Hi everyone. I am trying to add the time library. I have added this to the namespace in my core.clj file: (ns clojure-noob.core

(:require [clojure.data.json :as json])
  (:require [clj-time.core :as t]
            [clj-time.format :as f])
  (:gen-class))
and this into my deps.edn which is located in my project folder:
{:paths ["resources" "src"]
 :deps {org.clojure/clojure   {:mvn/version "1.10.1"}
        org.clojure/data.json {:mvn/version "0.2.7"}
        http-kit              {:mvn/version "2.4.0-alpha4"}
        cheshire              {:mvn/version "5.9.0"}
	clj-time 	      {:mvn/version "0.14.2"}}
I can get it to work the clojure repl in the terminal, but not in the ciderREPL in emacs.

dpsutton19:01:59

can you eval (ns-aliases *ns*)?

Hagenek19:01:44

returns {}

dpsutton19:01:46

then there's no t namespace

Hagenek19:01:20

ELI5, Clojure is my first language. Does not this set a namespace as t? Screenshot 2020-01-25 20.58.23

dpsutton20:01:41

put them all in the same require

dpsutton20:01:06

(ns blah
  (:require [thing :as t]
            [thing2 :as t2]
            [thing3 :as t3]))

Hagenek20:01:18

Still getting error when I try to compile: Screenshot 2020-01-25 21.09.44

hiredman20:01:19

You removed the vector around the sub clause for clojure.data.json between your two screenshots

Hagenek20:01:12

Wow now I felt stupid, it’s the par-edit which I still mess up with. I got it to compile now, but its still the same error:

Syntax error compiling at (clojure_noob:localhost:51835(clj)*:43:25).
No such namespace: t

Matti Uusitalo20:01:57

Can you try to require the namespace straight in the repl? This should isolate the source of the problem a bit.

Matti Uusitalo20:01:15

(require '[clj-time.core])

Hagenek20:01:49

Execution error (FileNotFoundException) at clojure-noob.core/eval6269 (form-init5163200568704381030.clj:52).
Could not locate clj_time/core__init.class, clj_time/core.clj or clj_time/core.cljc on classpath. Please check that namespaces with dashes use underscores in the Clojure file name.

Matti Uusitalo20:01:01

Did you launch the cider repl before adding clj-time to the deps.edn?
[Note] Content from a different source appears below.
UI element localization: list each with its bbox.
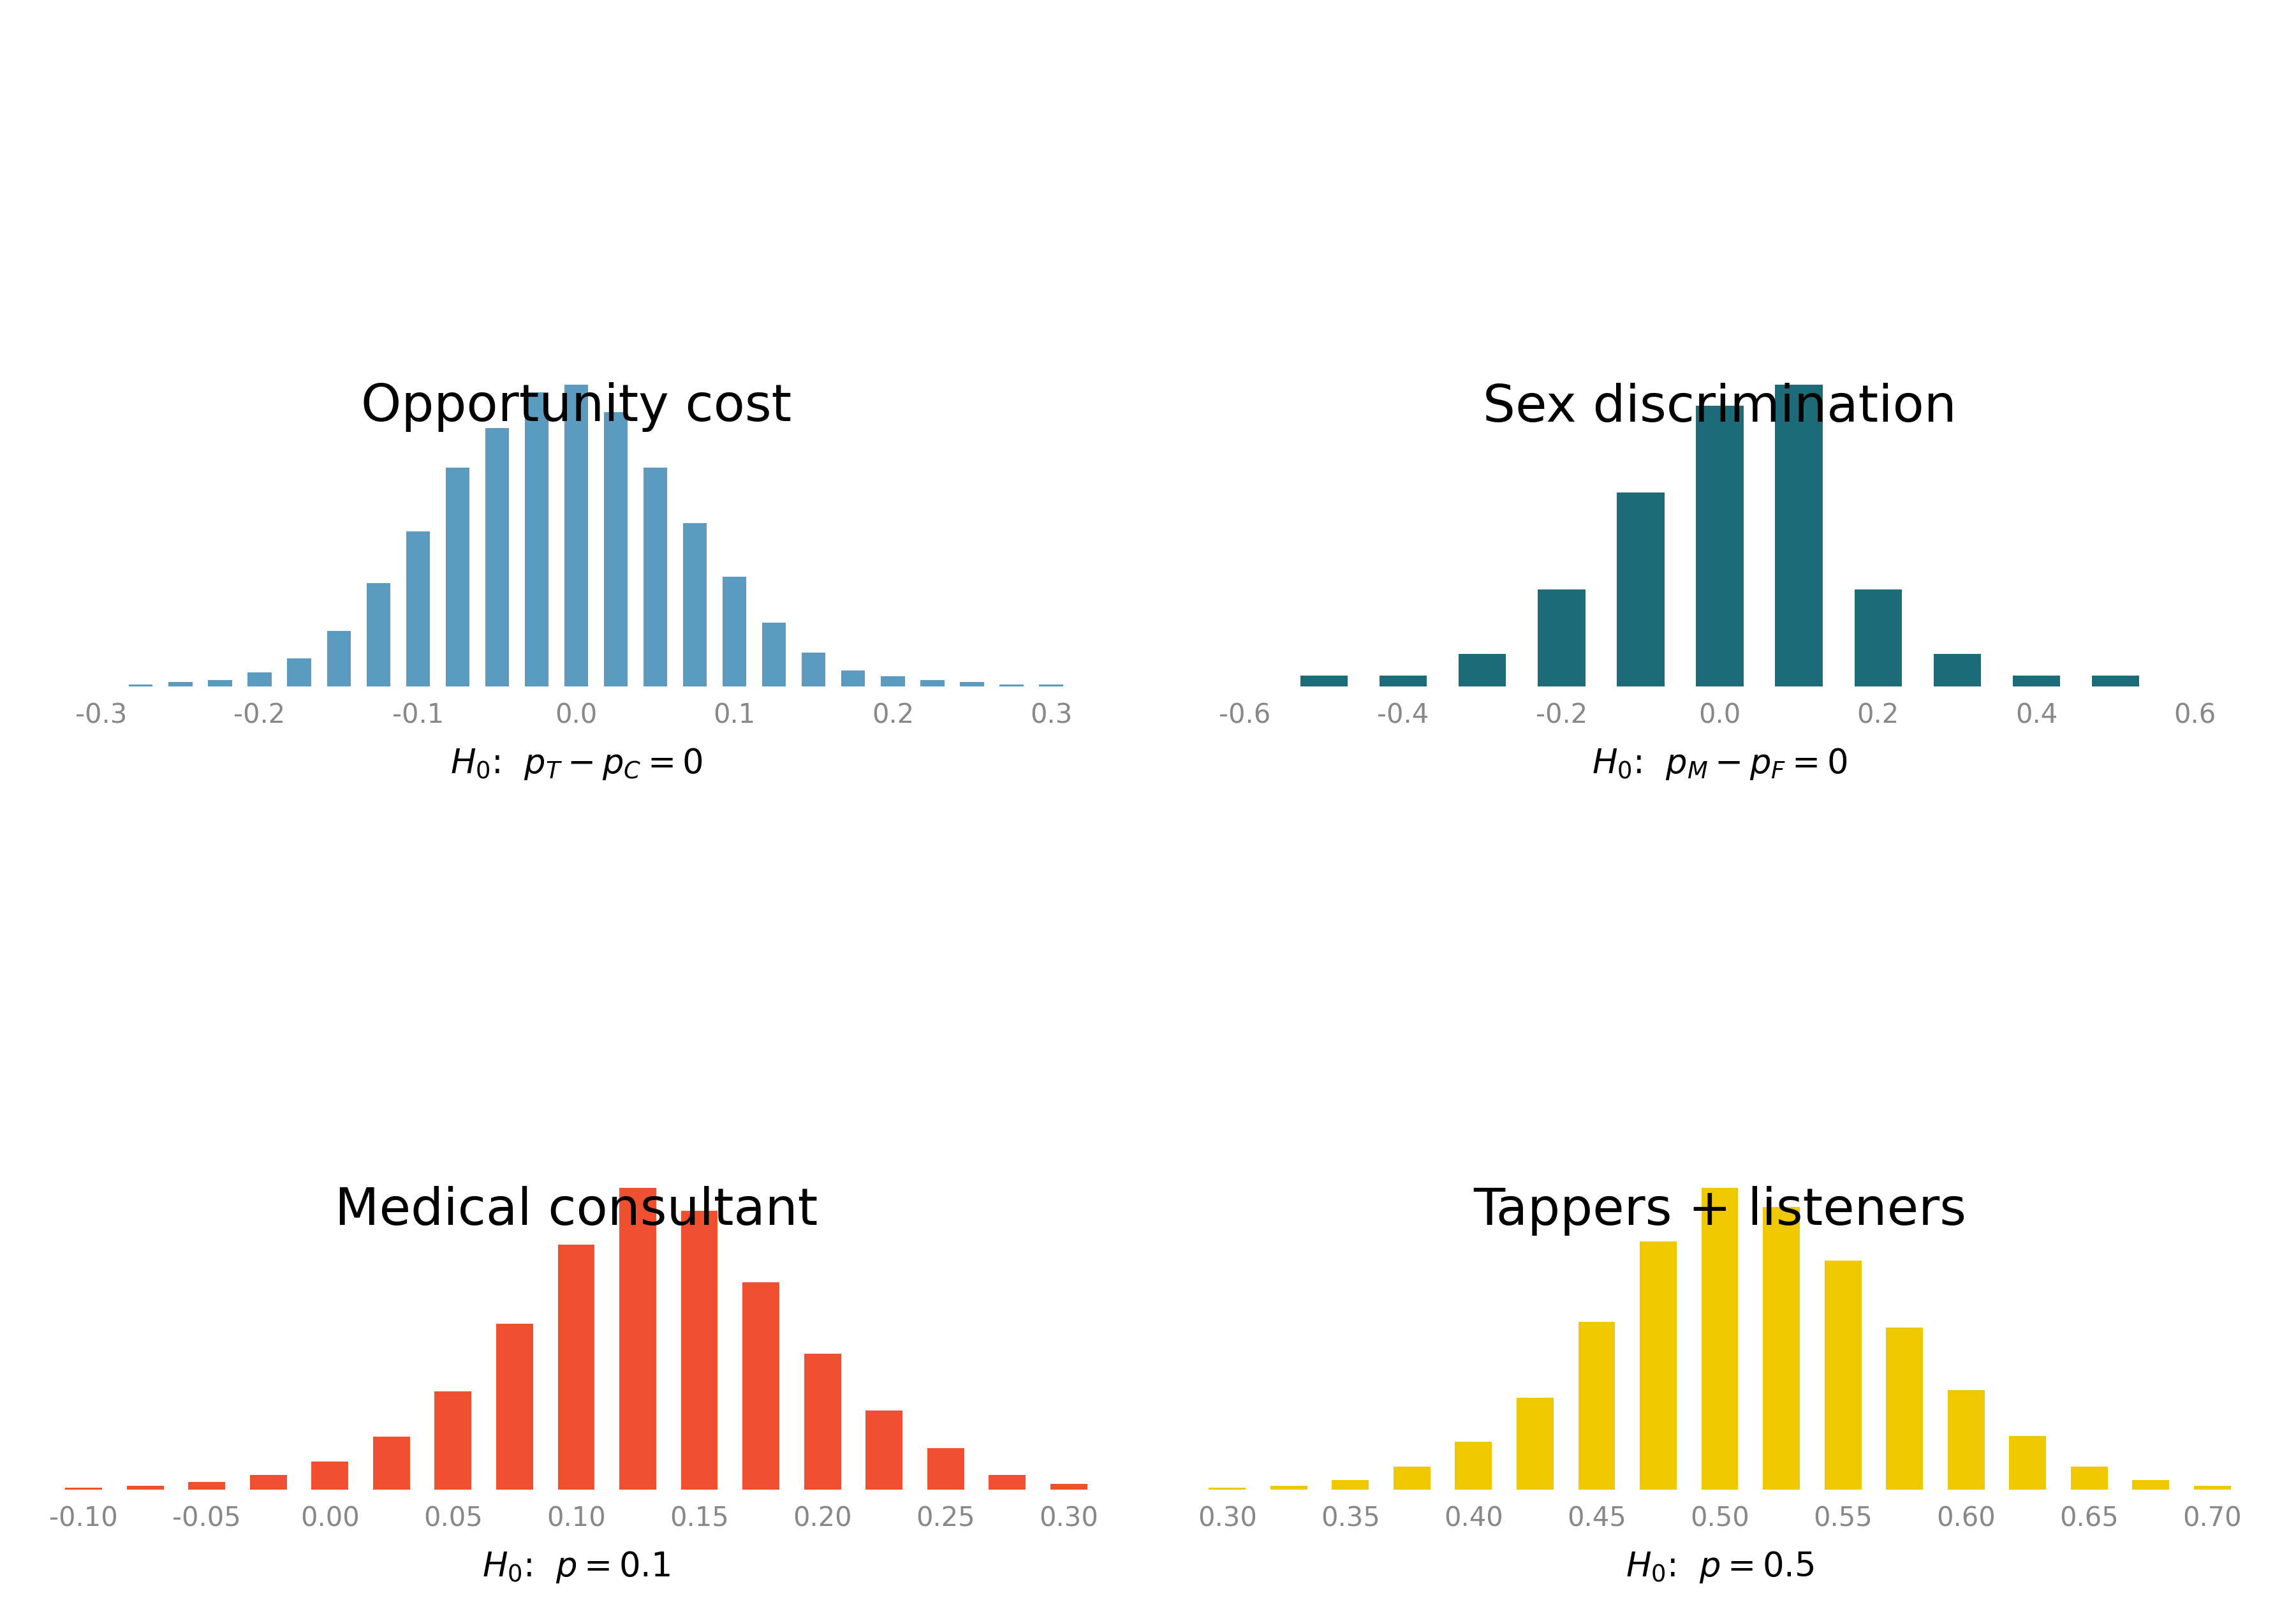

Maybe you need to close and restart the repl

hiredman20:01:03

I bet you are starting your cider repl using a tool that doesn't support deps.edn

Hagenek20:01:12

Fixed it now, by adding

:dependencies [[org.clojure/clojure "1.10.0"]
                 [org.clojure/data.json "0.2.6"]
                 [cheshire "5.9.0"]
                 [clj-time "0.14.2"]]
in the project.clj

hiredman20:01:46

Deps.edn and project.clj are used by entirely separate tools

Hagenek20:01:11

I am using emacs

Matti Uusitalo20:01:18

Cider should support both

hiredman20:01:28

Emacs is an editor

hiredman20:01:01

Project.clj is used by lein and deps.edn is used by clj

hiredman20:01:34

Typically you only really need one or the other depending on if you are using lein or clj

Matti Uusitalo20:01:28

Ah. If you have both files in the project folder, cider probably defaulted to using leiningen

Hagenek20:01:59

Then I will continue using the leining and project.clj

andy.fingerhut21:01:13

Just as a slight additional detail on there, which you do not necessarily need to understand at this moment, but long term is useful: a single library described in a project.clj file (or deps.edn file) can contain multiple Clojure namespaces. Often the namespaces inside of a library have similar names to the library, but often they are different. In Clojure you use require and give it the name of one or more namespaces to require.

👍 4
Hagenek20:01:13

Wow this actually made me understand libraries. :as gives you shorter and more intuitive names to call all the functions contained within a library. Libraries are added in the project.clj file, and automatically downloaded. Seems so simple now that I got it working. Thank you for the help! Now onto getting data from an open API.